The grouping we set to ‘CASHPOS’.

The type we set to ‘E’ for planning level. Now we can define a planning level that is going to be relevant to our cash management report output.

We set the selection to C1 (our intraday planning level we defined earlier).

This setting will ensure all cash management data as stored under C1 planning level is going to be selected in the report output.

For the second component we are going to add an entry as follows:

The grouping we set to ‘CASHPOS’.

The type we set to ‘G’ for GL Account. Now we can define the bank GL account that is going to be relevant for our cash management report output.

The selection we are going to set to a GL account is saved in our bank account entry in table T012K.

This setting will ensure all cash management data as stored under the GL account and relevant for our bank account will be selected in the report output.

The combination of these two lines is going to ensure that we will only see the C1 data for our one bank account. We can add multiple lines to increase the scope of the reports output.

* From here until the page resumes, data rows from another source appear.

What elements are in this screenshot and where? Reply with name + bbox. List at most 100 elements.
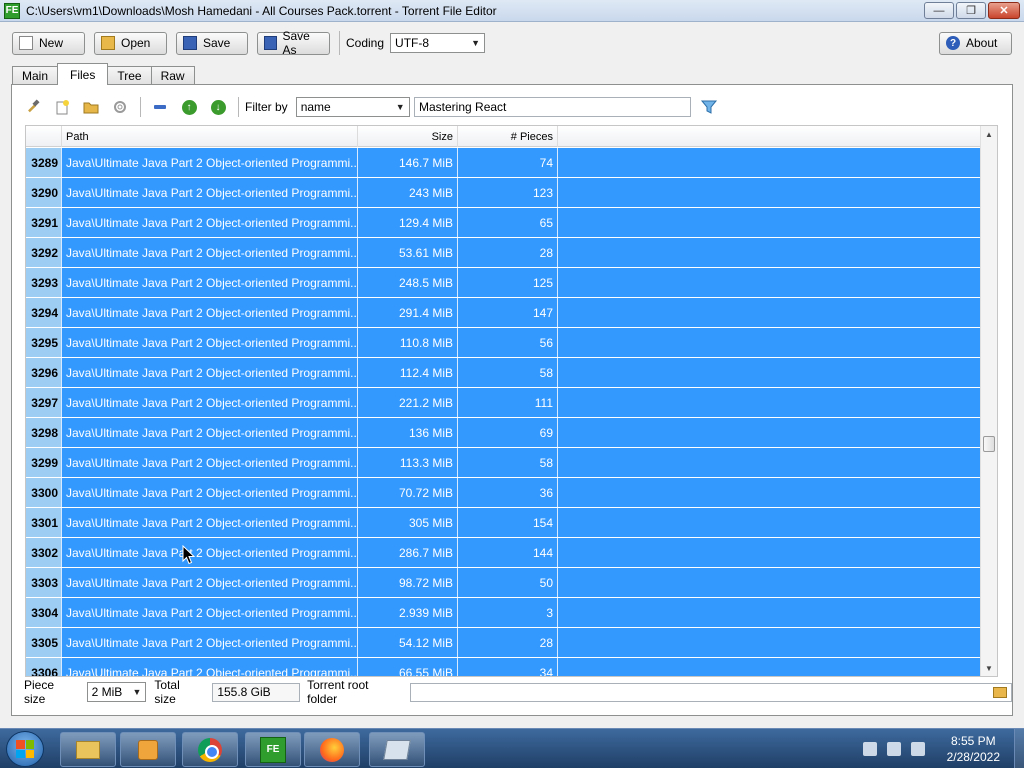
row-size: 129.4 MiB (358, 208, 458, 237)
tab-tree[interactable]: Tree (107, 66, 152, 85)
row-index: 3292 (26, 238, 62, 267)
row-path: Java\Ultimate Java Part 2 Object-oriente… (62, 658, 358, 676)
table-row[interactable]: 3293 Java\Ultimate Java Part 2 Object-ori… (26, 268, 981, 298)
save-button-label: Save (203, 36, 231, 50)
open-folder-icon (101, 36, 115, 50)
taskbar-torrent-file-editor[interactable]: FE (245, 732, 301, 767)
table-row[interactable]: 3298 Java\Ultimate Java Part 2 Object-ori… (26, 418, 981, 448)
maximize-button[interactable]: ❐ (956, 2, 986, 19)
clock-date: 2/28/2022 (946, 750, 1000, 764)
minimize-button[interactable]: — (924, 2, 954, 19)
hammer-icon[interactable] (24, 98, 42, 116)
row-path: Java\Ultimate Java Part 2 Object-oriente… (62, 148, 358, 177)
row-size: 248.5 MiB (358, 268, 458, 297)
table-row[interactable]: 3303 Java\Ultimate Java Part 2 Object-ori… (26, 568, 981, 598)
table-row[interactable]: 3292 Java\Ultimate Java Part 2 Object-ori… (26, 238, 981, 268)
open-button-label: Open (121, 36, 151, 50)
row-index: 3304 (26, 598, 62, 627)
filter-funnel-icon[interactable] (700, 98, 718, 116)
scroll-thumb[interactable] (983, 436, 995, 452)
table-row[interactable]: 3291 Java\Ultimate Java Part 2 Object-ori… (26, 208, 981, 238)
vertical-scrollbar[interactable]: ▲ ▼ (980, 126, 997, 676)
dropdown-arrow-icon: ▼ (395, 102, 405, 112)
table-row[interactable]: 3304 Java\Ultimate Java Part 2 Object-ori… (26, 598, 981, 628)
table-row[interactable]: 3297 Java\Ultimate Java Part 2 Object-ori… (26, 388, 981, 418)
table-row[interactable]: 3295 Java\Ultimate Java Part 2 Object-ori… (26, 328, 981, 358)
system-tray: 8:55 PM 2/28/2022 (862, 729, 1024, 768)
refresh-icon[interactable] (111, 98, 129, 116)
table-row[interactable]: 3305 Java\Ultimate Java Part 2 Object-ori… (26, 628, 981, 658)
new-button[interactable]: New (12, 31, 85, 55)
close-button[interactable]: ✕ (988, 2, 1020, 19)
row-pieces: 58 (458, 448, 558, 477)
save-button[interactable]: Save (176, 31, 248, 55)
table-row[interactable]: 3302 Java\Ultimate Java Part 2 Object-ori… (26, 538, 981, 568)
tab-raw[interactable]: Raw (150, 66, 195, 85)
row-size: 146.7 MiB (358, 148, 458, 177)
header-pieces[interactable]: # Pieces (458, 126, 558, 147)
move-down-icon[interactable]: ↓ (209, 98, 227, 116)
row-path: Java\Ultimate Java Part 2 Object-oriente… (62, 178, 358, 207)
piece-size-label: Piece size (24, 678, 55, 706)
table-row[interactable]: 3299 Java\Ultimate Java Part 2 Object-ori… (26, 448, 981, 478)
browse-folder-icon[interactable] (993, 686, 1007, 698)
table-row[interactable]: 3290 Java\Ultimate Java Part 2 Object-ori… (26, 178, 981, 208)
piece-size-value: 2 MiB (91, 685, 123, 699)
folder-icon[interactable] (82, 98, 100, 116)
action-center-icon[interactable] (862, 742, 877, 756)
new-file-icon (19, 36, 33, 50)
tab-main-label: Main (22, 69, 49, 83)
remove-icon[interactable] (151, 98, 169, 116)
filter-field-select[interactable]: name ▼ (295, 97, 410, 117)
table-row[interactable]: 3289 Java\Ultimate Java Part 2 Object-ori… (26, 148, 981, 178)
show-desktop-button[interactable] (1014, 729, 1024, 768)
table-row[interactable]: 3306 Java\Ultimate Java Part 2 Object-ori… (26, 658, 981, 676)
taskbar-firefox[interactable] (304, 732, 360, 767)
network-icon[interactable] (886, 742, 901, 756)
torrent-root-folder-input[interactable] (409, 682, 1012, 702)
start-button[interactable] (6, 731, 44, 767)
row-path: Java\Ultimate Java Part 2 Object-oriente… (62, 628, 358, 657)
about-button[interactable]: ? About (939, 31, 1012, 55)
new-file-icon[interactable] (53, 98, 71, 116)
tab-files[interactable]: Files (57, 63, 109, 85)
tab-main[interactable]: Main (12, 66, 59, 85)
move-up-icon[interactable]: ↑ (180, 98, 198, 116)
row-filler (558, 328, 981, 357)
table-row[interactable]: 3294 Java\Ultimate Java Part 2 Object-ori… (26, 298, 981, 328)
clock[interactable]: 8:55 PM 2/28/2022 (947, 733, 1000, 765)
arrow-down-icon: ↓ (210, 99, 226, 115)
row-path: Java\Ultimate Java Part 2 Object-oriente… (62, 538, 358, 567)
row-size: 53.61 MiB (358, 238, 458, 267)
row-index: 3294 (26, 298, 62, 327)
open-button[interactable]: Open (94, 31, 167, 55)
filter-field-value: name (300, 100, 331, 114)
save-as-button[interactable]: Save As (257, 29, 330, 57)
piece-size-select[interactable]: 2 MiB ▼ (86, 682, 147, 702)
torrent-file-editor-icon: FE (4, 2, 20, 19)
volume-icon[interactable] (910, 742, 925, 756)
total-size-label: Total size (154, 678, 180, 706)
table-row[interactable]: 3301 Java\Ultimate Java Part 2 Object-ori… (26, 508, 981, 538)
filter-text-input[interactable]: Mastering React (414, 97, 691, 117)
taskbar-media-player[interactable] (120, 732, 176, 767)
taskbar-chrome[interactable] (182, 732, 238, 767)
row-filler (558, 148, 981, 177)
taskbar-explorer[interactable] (60, 732, 116, 767)
taskbar-app[interactable] (369, 732, 425, 767)
scroll-down-icon[interactable]: ▼ (981, 660, 997, 676)
table-row[interactable]: 3300 Java\Ultimate Java Part 2 Object-ori… (26, 478, 981, 508)
firefox-icon (320, 737, 344, 762)
files-table: Path Size # Pieces 3289 Java\Ultimate Jav… (25, 125, 998, 677)
scroll-up-icon[interactable]: ▲ (981, 126, 997, 142)
row-pieces: 28 (458, 628, 558, 657)
header-path[interactable]: Path (62, 126, 358, 147)
close-icon: ✕ (999, 5, 1009, 17)
table-row[interactable]: 3296 Java\Ultimate Java Part 2 Object-ori… (26, 358, 981, 388)
row-size: 286.7 MiB (358, 538, 458, 567)
coding-select[interactable]: UTF-8 ▼ (390, 33, 486, 53)
row-path: Java\Ultimate Java Part 2 Object-oriente… (62, 478, 358, 507)
header-size[interactable]: Size (358, 126, 458, 147)
row-path: Java\Ultimate Java Part 2 Object-oriente… (62, 598, 358, 627)
files-toolbar: ↑ ↓ Filter by name ▼ (24, 95, 410, 119)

Importing and processing bank statements

We should now be in good shape to import our first intraday statements. We could download these statements from our electronic banking platform. Also, we could be in a situation where we already receive them through some automated H2H interface or even through SWIFT. In any case, the statements need to be imported in SAP. This can be achieved through e.g. transaction code FF.5. The most important parameters to understand here are the following:

1. File parameters: Here we define the filename and storage path where our statement is saved. We also need to define what format this file is going to be; MT940, CAMT.053, or one of the many other supported formats
2. Posting parameters: Here we can define whether the line items on the bank statements should be posted to general or sub-ledger. This section is not relevant for intraday statements, as SAP does not support GL postings and reconciliation from intraday statements out of the box.
3. Cash management: This is the most important section, specifically for intraday statement processing. The fields and tick boxes control a few parameters:
4. A/CM payment advice: This needs to be enabled to ensure that SAP creates the memo record data from the intraday statements.
5. B/Summarization: This tick box controls whether a single memo record will be created for the whole delta balance as reported on the statement or for each reported debit and credit on the statement. If high volumes are expected, summarization can reduce the number of memo records and improve performance a bit. Obviously, it does reduce the data granularity.
6. C/Planning type: Here we set the planning type under which the memo records are going to be recorded. In our sample we set this to C1.
7. D/ Account balance: This needs to be set if we are loading intraday statements.
8. Algorithms: Here we need to set the range of customer invoice reference number (XBLNR) for the electronic bank statement (EBS) algorithm, to search the payment notes for any such occurrence in a focussed manner. If we would leave these fields empty, the algorithm would not work properly and would not find any open invoice for automatic clearing. This section is not relevant for intraday statements as SAP does not support GL postings and reconciliation from intraday statements out of the box.

Once these parameters are maintained in the import variant, the system will start to load the statements and generate the required postings.

Transaction code: FF.5

Now we can check if the memo records are updated in table FDES.

Subsequently, we can check the FF7BN report for grouping ‘CASHPOS’ and observe the output.